Él pensó en Rudy Casaccio en la reunión y se sintió más irritado aún.

– Ya te lo contaré. Sólo dime qué está pasando con tu cliente.

– Kim vino a verme a causa de una herencia, y me pareció que estaba muy asustadiza, que actuaba como si fuera maltratada frecuentemente. De hecho, me dio la impresión de que si pretendiera conservar la herencia para sí misma, se armaría una buena.

– Mencionaste un hematoma -dijo él.

Se sacó una libreta del bolsillo y comenzó a tomar notas.

– Tenía uno bastante grande en el hombro, con la forma de una mano. No sé, quizá esté imaginándomelo todo.

– Y quizá no. Lo comprobaré. Enviaré a unos agentes para que hablen con los vecinos. Y puede que envíe a Wilma a hablar con él. Todo el mundo se abre a Wilma. Pero si Kim no presenta una denuncia, no podremos hacer nada, a menos que pillemos a ese tío con las manos en la masa.

– Lo sé. Por eso no me especialicé en derecho de familia. Hay demasiadas ambigüedades y demasiado dolor. Prefiero una empresa fría, sin cara.

Él entendía aquello, pero también sabía que era imposible conseguirlo.

– No puedes escaparte de la gente -le dijo-. Créeme, yo lo he intentado.

Ella inclinó la cabeza.

– ¿Quieres contármelo?

– No.

– Ya me lo imaginaba. ¿Quieres un pez, en vez de eso? Estoy pensando en regalar una cuidada selección. Tú puedes elegir el primero.

Él miró alrededor, por las paredes.

– No, gracias. No me gustan mucho los peces.

– A mí tampoco, y mira dónde he terminado.


– ¿Qué quieres decir con eso de que tienes planes para la cena? -le preguntó Jill a su tía, mientras Bev terminaba de arreglarse.

– Creía que serías lo suficientemente inteligente como para entenderlo de una vez. Rudy me ha invitado a cenar, yo le he dicho que sí y vamos a salir los dos.
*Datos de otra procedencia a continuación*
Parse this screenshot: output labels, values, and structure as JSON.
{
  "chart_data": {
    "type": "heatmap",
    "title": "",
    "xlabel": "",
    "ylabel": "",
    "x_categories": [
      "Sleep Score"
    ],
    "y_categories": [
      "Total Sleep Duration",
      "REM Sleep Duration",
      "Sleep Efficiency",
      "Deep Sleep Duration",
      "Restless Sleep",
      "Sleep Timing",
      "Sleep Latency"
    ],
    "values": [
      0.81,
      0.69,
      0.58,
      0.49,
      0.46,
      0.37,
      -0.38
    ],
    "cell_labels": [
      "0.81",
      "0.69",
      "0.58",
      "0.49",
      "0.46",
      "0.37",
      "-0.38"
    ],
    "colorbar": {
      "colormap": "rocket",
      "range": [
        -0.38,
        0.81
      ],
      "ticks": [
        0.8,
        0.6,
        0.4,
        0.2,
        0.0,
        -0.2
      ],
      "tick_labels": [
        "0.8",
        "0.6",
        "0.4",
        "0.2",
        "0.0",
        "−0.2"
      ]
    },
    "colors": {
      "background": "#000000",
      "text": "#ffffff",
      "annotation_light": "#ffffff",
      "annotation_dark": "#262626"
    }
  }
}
– ¿Con Rudy? ¿Qué es lo que sabes de él? -le preguntó, aunque con cuidado, porque Emily estaba sentada con las piernas cruzadas sobre la cama de su tía, muy interesada en la conversación.

– Sé que es un hombre encantador que sabe hacer que una mujer se sienta como una diosa.

– Pero… pero… tú no tienes citas. Tienes que cuidar de tu don.

– Una cita está permitida -dijo Bev-. Bueno, creo que ya estoy.

Se había puesto un vestido negro sin mangas, un chal de color rojo anaranjado y unos pendientes negros. Llevaba la melena suelta y estaba sensual, bella y muy parecida a una diosa.

– Bueno, espero tener tus genes -dijo Jill, resignada.

– Los tienes -le dijo Bev con una sonrisa. Se dio la vuelta y se detuvo frente a Emily-. ¿Qué te parece?

– Muy bien. Estás tan guapa como mi madre.

– Gracias. Ése es un buen cumplido, verdaderamente. Está bien, me voy.

Bev tomó un pequeño bolso negro de mano y salió hacia las escaleras.

Jill la siguió.

– ¿No va a recogerte?

– No. Pensé que quizá tuviera que llevar a Emily a tu despacho porque tú no llegarías a tiempo, y no creí que ni a ti ni a Mac os gustara que la niña fuera en el coche de Rudy. Adiós.

Jill oyó los pasos en la madera del suelo, y después el sonido de la puerta cerrándose.

– Creía que la vida sería más fácil aquí -murmuró, y volvió a la habitación de Bev-. Nos ha abandonado -le dijo a Emily, que se rió-. Entonces, ¿qué hacemos?

– Tenemos que cenar -informó la niña.

– ¿Quieres salir?

Emily asintió vehementemente.

– ¿Podemos cenar hamburguesas?

– Por supuesto. Estoy pensando en un sitio que tiene unos batidos buenísimos. Podemos ir al centro en el coche, dejarlo allí aparcado y después volver dando un paseo -pese a los días que el coche había pasado en el aparcamiento de la playa, todavía no tenía ni un solo rasguño, y a Jill estaba empezando a molestarle de verdad todo aquel asunto.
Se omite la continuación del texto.